Sophisticated markets such as the United States have the highest standards for drug manufacturing and product quality. Indonesian standards aren’t currently at that level. While there is talk of harmonizing standards between the FDA and PIC , it isn’t clear when this will actually occur. While some Indonesian firms are looking to enter the more sophisticated markets, it will necessarily be a gradual process. When it comes to Mensa Group, it will take time to penetrate these markets. We are first looking to enter markets that don’t have such stringent barriers to entry. We firmly stand by our commitment to the safety and quality of our drugs, but it will be some time before we make a concerted push to enter sophisticated markets. You have established Mensa Group as a successful local player, made a number of partnerships with international companies, and expanded to international markets.

What are you major goals remaining for the future? Where will we see Mensa Group in give years?

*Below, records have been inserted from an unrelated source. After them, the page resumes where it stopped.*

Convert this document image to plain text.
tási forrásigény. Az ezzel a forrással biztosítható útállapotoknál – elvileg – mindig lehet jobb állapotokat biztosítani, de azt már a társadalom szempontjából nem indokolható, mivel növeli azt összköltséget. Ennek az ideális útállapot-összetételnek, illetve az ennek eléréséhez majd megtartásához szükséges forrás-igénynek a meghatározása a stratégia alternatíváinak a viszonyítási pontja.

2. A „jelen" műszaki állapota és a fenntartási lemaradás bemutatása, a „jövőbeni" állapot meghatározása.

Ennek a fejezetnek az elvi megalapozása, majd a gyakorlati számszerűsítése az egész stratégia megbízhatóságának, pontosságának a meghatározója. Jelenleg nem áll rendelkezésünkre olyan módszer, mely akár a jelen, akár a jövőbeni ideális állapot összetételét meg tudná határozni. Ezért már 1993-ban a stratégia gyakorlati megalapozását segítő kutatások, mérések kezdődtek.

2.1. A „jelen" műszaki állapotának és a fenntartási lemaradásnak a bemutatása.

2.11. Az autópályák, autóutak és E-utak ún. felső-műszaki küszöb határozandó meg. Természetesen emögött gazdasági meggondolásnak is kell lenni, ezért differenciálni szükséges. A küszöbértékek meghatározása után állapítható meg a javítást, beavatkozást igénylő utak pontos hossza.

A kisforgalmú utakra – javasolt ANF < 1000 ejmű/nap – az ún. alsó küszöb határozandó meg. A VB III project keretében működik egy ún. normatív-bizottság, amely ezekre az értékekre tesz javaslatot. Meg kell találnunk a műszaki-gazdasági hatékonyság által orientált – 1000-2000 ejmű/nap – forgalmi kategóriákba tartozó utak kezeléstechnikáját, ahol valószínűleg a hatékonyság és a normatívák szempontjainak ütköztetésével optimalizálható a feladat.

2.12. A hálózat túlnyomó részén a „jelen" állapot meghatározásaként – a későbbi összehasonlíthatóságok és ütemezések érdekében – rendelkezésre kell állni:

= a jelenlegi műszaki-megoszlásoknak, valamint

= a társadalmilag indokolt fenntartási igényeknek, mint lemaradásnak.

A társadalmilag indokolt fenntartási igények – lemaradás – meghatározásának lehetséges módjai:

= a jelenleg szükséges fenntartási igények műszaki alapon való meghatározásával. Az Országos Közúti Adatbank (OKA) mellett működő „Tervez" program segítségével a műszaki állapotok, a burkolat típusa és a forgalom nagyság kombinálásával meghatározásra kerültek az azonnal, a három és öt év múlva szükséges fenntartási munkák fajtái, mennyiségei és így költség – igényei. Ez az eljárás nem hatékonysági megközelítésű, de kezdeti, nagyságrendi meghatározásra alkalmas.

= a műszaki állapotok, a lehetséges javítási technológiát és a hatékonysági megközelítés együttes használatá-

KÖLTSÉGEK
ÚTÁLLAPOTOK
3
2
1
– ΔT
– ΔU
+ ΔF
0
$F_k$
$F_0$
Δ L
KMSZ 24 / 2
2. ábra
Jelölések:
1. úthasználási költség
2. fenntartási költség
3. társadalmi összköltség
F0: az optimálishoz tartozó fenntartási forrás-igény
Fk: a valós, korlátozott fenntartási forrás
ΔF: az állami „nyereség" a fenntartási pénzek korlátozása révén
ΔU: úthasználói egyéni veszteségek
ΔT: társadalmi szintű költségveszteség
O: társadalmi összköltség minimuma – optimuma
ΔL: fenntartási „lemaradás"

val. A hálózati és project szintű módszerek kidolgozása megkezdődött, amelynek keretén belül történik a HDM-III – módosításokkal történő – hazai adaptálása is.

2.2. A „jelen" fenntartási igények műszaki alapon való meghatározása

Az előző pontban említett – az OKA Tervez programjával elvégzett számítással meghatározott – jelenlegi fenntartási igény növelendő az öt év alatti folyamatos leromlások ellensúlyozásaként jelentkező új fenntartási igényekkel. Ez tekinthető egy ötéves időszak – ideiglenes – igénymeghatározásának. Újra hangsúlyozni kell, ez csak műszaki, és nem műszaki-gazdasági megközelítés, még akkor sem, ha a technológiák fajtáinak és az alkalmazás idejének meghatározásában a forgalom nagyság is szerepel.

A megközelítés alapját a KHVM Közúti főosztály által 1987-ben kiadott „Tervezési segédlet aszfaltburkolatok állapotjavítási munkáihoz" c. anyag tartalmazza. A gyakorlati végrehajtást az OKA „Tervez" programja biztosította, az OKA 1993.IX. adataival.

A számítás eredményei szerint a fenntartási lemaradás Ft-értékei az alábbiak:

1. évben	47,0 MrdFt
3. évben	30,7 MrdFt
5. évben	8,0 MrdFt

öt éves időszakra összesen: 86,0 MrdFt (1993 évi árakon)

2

Mensa Group is looking to continue to grow and develop its business units. We are aiming to become a top five local player in the upcoming years. Global ambitions are still an important part of the strategy, but expanding market share locally will be a key stepping stone in the near future. One of the most important strategic transformations will be introducing modern management systems such as the balanced scorecard, new IT systems and HR information systems. There are large investments in these areas and it is believed that these investments will show significant returns in the coming years. The company is in a second stage of growth. The first era was building the company from scratch to where it is today. The second era is just beginning, where we are transforming the firm into a modern, globalized player. This means employees now have an opportunity to explore their creativity and be a part of the new history of Mensa Group. We are a medium sized company and that means there are many different ways for our employees to play a major role in the future of the group. To support these efforts we are investing in HR, in career planning and career path building. We are investing in the people who will be Mensa Group’s future.

What is your final message for Pharmaceutical Executive’s international readers looking to enter the Indonesian market?

Indonesia is a country with huge opportunities. However, it can be daunting for foreign firms to navigate the complicated specifics of what can also be a challenging market. They key to success is finding the right local partner. Indonesia’s pharmaceutical market is similar to Thailand’s in size and market dynamics. Yet, Thailand has one-third the population of Indonesia. This comparison truly illustrates the country’s potential. At the same time, Western standard business practices are not always applicable here, and thus a local partner is always a major factor in successfully entering the Indonesian market.